Traumatic brain injury (TBI) is one of the leading causes of long-lasting morbidity and mortality worldwide, being a devastating condition related to the impairment of the nervous system after an external traumatic event resulting in transitory or permanent functional disability, with a significant burden to the healthcare system. Harmful events underlying TBI can be classified into two sequential stages, primary and secondary, which are both associated with breakdown of the tissue homeostasis due to impairment of the blood-brain barrier, osmotic imbalance, inflammatory processes, oxidative stress, excitotoxicity, and apoptotic cell death, ultimately resulting in a loss of tissue functionality. The present study provides an updated review concerning the roles of brain edema, inflammation, excitotoxicity, and oxidative stress on brain changes resulting from a TBI. The proper characterization of the phenomena resulting from TBI can contribute to the improvement of care, rehabilitation and quality of life of the affected people.

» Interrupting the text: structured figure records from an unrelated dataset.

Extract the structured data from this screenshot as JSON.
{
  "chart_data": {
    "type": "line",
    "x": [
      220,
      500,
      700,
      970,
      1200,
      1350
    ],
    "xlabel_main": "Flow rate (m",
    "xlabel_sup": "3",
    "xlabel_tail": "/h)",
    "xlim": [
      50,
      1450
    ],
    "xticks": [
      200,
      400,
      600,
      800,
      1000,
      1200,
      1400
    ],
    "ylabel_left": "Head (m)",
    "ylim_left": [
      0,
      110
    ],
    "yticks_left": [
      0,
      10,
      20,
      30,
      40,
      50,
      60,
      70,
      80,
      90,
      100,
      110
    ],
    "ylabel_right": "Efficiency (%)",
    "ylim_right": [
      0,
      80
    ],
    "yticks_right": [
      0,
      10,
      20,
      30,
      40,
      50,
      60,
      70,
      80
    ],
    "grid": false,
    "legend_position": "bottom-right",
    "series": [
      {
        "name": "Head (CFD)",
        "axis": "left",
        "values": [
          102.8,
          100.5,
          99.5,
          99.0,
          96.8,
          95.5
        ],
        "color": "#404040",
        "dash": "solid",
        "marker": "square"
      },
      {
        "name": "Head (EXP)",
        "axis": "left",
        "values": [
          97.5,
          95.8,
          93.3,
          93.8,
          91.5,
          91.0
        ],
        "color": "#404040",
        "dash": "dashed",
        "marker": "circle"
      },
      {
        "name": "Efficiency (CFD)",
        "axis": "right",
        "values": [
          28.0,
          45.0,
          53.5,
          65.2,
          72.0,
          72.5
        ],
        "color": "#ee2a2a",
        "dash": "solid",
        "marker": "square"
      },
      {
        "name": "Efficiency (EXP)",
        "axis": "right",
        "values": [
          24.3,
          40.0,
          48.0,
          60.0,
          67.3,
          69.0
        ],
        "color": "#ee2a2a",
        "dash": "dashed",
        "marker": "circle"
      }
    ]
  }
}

Keywords: brain edema; excitotoxicity; inflammation; oxidative stress; traumatic brain injury.

Figure 1

Summary of the general events associated with inflammatory response following a TBI. Traumatic lesion results in blood–brain barrier (BBB) breakdown, causing influx of neutrophils into the nervous tissue. In a few minutes, both astrocytic reactivity and microglial activation induce the release of pro-inflammatory cytokines such as tumor necrosis factor-alpha (TNF-α), interleukins (IL-1β, IL-6, IL-12), reactive oxygen species (ROS) and nitric oxide (NO), which further induce the release of these substances by the cells, establishing an inflammatory feedback loop, ultimately leading to tissue impairment and both necrotic and apoptotic death. Figure created in BioRender.com (accessed on 7 June 2023).

Figure 2

Summary of the general events associated with excitotoxicity following a TBI. Traumatic injury induces massive glutamate excitotoxicity that activates NMDA and AMPA receptors, inducing an excessive influx of Ca²⁺ that accumulates in the mitochondria, which responds by producing ROS. In addition, Ca²⁺ induces an impairment of ATP synthesis and release of cyto c into cytoplasm, activating the APAF1/caspase 9 complex, inducing caspase 3, which induce apoptosis by DNA fragmentation. Ca²⁺ also activates the nitric oxide synthase (NOS) enzyme, leading to NO synthesis, inducing the production of oxygen-derivate species that attack the cell membrane. Excessive Ca²⁺ overload activates calpains, and the intracellular increase in ROS production causes damage to DNA, lipids, and proteins, ultimately impairing cell function. Figure created in BioRender.com (accessed on 7 June 2023).

Figure 3

Summary of the general mechanism associated with oxidative stress following a TBI. Traumatic injury induces massive glutamate excitotoxicity that causes an excessive influx of Ca²⁺ that accumulates in the mitochondria, which responds by producing ROS. In parallel, a TBI causes an increased expression of NOX, which also produce ROS. The intracellular increase in ROS production causes damage to DNA, lipids, and proteins, ultimately impairing cell function. Figure created in BioRender.com (accessed on 7 June 2023).

Figure 4

Summary of signaling pathways following a TBI. Nuclear factor-kappa B (NF-κB) signaling pathway, mitogen-activated protein kinase (MAPK) pathway, PI3K/Akt/mTOR signaling pathway, Janus kinase/signal transducer and activator of transcription (JAK/STAT) pathway, nuclear factor erythroid 2-related factor 2 (Nrf2) pathway. Figure created in BioRender.com (accessed on 27 July 2023).